Some musical genres, including dance and pop, are more welcoming to LGBTQ folks than others. While it's true that country and jazz have come a long way in recent years, the number of successful and popular out artists in those genres pales in comparison to others. Here are a few notable acts, some who'll soon perform in the Bay Area.

Country club

It's no exaggeration to say that no one else sounds like Melissa Carper. With a vocal style that lands somewhere between Hazel Dickens and Billie Holiday, and a musical sensibility that is reverently retro, Carper creates music that is equally vintage and timeless. "Ramblin' Soul" (Mae Music/Thirty Tigers) is a worthy follow-up to her brilliant 2020 album, "Daddy's Country Gold."

From the rockabilly roll of "1980 Dodge Van" and the front-porch nirvana of "Zen Buddha" to the broken-hearted swing of "That's My Only Regret" and the humorous humdinger "Boxers on Backwards," Carper deserves to be heard by Americana fans from all walks of life.

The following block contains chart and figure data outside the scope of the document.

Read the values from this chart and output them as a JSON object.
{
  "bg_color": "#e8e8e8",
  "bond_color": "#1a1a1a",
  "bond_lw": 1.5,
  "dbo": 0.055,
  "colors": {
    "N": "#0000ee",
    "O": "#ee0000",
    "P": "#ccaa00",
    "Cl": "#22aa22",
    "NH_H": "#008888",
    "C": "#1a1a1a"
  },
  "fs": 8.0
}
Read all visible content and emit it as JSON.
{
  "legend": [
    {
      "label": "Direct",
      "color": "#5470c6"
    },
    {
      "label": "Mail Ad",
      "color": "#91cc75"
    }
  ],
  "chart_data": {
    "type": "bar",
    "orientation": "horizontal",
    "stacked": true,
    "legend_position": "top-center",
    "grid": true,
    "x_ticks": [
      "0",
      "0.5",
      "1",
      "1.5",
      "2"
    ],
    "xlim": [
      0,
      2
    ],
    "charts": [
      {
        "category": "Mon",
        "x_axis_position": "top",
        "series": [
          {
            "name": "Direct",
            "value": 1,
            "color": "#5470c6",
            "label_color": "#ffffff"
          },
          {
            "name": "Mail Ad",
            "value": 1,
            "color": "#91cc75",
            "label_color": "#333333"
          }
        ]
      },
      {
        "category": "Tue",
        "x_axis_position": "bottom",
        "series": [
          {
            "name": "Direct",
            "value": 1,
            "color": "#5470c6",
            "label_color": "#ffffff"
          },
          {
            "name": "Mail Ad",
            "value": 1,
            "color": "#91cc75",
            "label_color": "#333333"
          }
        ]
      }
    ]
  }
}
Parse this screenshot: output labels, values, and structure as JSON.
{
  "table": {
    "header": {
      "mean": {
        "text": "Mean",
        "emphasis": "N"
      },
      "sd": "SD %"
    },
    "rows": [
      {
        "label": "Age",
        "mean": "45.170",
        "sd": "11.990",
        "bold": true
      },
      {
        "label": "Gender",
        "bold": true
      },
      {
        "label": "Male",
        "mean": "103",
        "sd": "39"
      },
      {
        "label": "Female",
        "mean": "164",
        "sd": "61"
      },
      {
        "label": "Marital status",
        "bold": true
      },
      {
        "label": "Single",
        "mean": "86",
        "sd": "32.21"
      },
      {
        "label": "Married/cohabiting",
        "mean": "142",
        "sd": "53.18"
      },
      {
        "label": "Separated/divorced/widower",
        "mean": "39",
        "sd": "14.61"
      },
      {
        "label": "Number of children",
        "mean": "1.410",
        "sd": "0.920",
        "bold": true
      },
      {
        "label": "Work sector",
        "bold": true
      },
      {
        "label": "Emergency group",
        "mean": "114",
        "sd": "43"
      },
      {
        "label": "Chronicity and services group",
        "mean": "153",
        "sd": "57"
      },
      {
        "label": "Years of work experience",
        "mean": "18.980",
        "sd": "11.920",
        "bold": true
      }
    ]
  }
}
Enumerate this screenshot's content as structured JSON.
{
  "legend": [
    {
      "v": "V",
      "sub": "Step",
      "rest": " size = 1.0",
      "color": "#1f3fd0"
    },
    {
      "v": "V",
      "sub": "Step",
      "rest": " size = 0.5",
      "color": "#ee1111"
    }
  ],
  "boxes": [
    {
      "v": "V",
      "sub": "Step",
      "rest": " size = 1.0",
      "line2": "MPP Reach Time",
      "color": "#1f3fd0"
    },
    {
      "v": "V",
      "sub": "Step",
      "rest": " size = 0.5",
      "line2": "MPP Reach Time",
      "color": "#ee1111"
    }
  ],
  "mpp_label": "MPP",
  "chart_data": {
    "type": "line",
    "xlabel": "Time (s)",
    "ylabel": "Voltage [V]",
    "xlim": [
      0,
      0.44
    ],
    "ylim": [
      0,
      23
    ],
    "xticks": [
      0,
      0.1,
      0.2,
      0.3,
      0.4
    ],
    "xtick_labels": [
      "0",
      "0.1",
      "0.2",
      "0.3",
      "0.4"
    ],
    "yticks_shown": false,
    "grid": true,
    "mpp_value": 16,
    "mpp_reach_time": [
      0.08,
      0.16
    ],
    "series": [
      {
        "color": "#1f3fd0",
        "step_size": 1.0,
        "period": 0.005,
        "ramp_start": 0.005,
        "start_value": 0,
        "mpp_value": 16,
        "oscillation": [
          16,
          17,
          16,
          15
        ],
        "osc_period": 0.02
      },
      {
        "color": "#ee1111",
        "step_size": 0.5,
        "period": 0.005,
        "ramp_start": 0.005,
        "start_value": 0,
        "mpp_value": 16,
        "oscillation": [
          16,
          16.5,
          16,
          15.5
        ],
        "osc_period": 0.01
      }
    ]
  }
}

Melissa Carper performs on January 21, 7:30pm at Amado's in San Francisco; $15-$18. 998 Valencia St.

Ty Herndon's story is one for the ages. A major-label country artist with a string of hit singles and albums, from the mid-to-late 1990s, until a public indecency and drug possession arrest temporarily halted his ascent. Officially coming out in the mid-2010s, Herndon has continued to release albums as an openly queer country artist.

On the deeply personal full-length "Jacob" (Pivotal), featuring the powerful "God Or The Gun," Herndon continues in the vein of contemporary country in which he's been working from the beginning. Co-writer of nine of the album's 11 songs, Herndon is joined by notable guest artists including out lesbian Shelly Fairchild ("Landslide"), as well as Emily West ("Fighting With Me"), Wendy Moten ("Say It For You"), and Terri Clark ("Dents on a Chevy").

In their previous role as the charismatic front-person of the alt-country act Sarah Shook & The Disarmers, River Shook honored the genre with respectful tunes. Putting some distance between that persona and their latest, known as Mightmare, Shook takes some interesting musical risks on "Cruel Liars" (Kill Rock Stars).

For example, incorporating synth instrumentation and beats to good effect on songs such as "Make It Work," "Easy," and the title track. However, the country twang + trill is never far away as you can hear on "Enemy" and "Red."

Mightmare performs March 29, 8:30pm, at Bottom of the Hill, 1233 17th St., San Francisco; $15-$18.

Jazz joint

Incredibly prolific, Grammy-nominated, gay jazz pianist and composer Fred Hersch, who has released at least one studio or live recording a year since 2003, returns with "Alive at the Village Vanguard" (Palmetto), on which he's joined by Grammy-winner Esperanza Spalding.

Recorded live in 2018 at the storied music venue, the eight-track album features original compositions ("Dream of Monk" and "A Wish"), as well as interpretations by seminal jazz acts including Charlie Parker ("Little Suede Shoes"), Thelonious Monk ("Evidence"), and heroes of the Great American Songbook, such as the Gershwins ("But Not For Me") and Sammy Cahn and Jule Styne ("Some Other Time").

Fred Hersch performs with Esperanza Spalding on Jan. 26 & 27, 8pm & 10pm at Yoshi's; $64-$99. 510 Embarcadero West, Jack London Square, Oakland.

The eight sophisticated and original tunes on young, gender-queer jazz vocalist Samantha Fierke's debut album "Mirage" certainly belies their age. These timeless modern numbers sound like the composer could be several years Fierke's senior. With a voice that sounds like it was meant to sing (and scat) jazz, Fierke has found a way to make even the most jazz-phobic listener welcome in their musical world. Highlights include "Shower Song," "I Remember Butterflies," "Smile Again," and "When People Speak."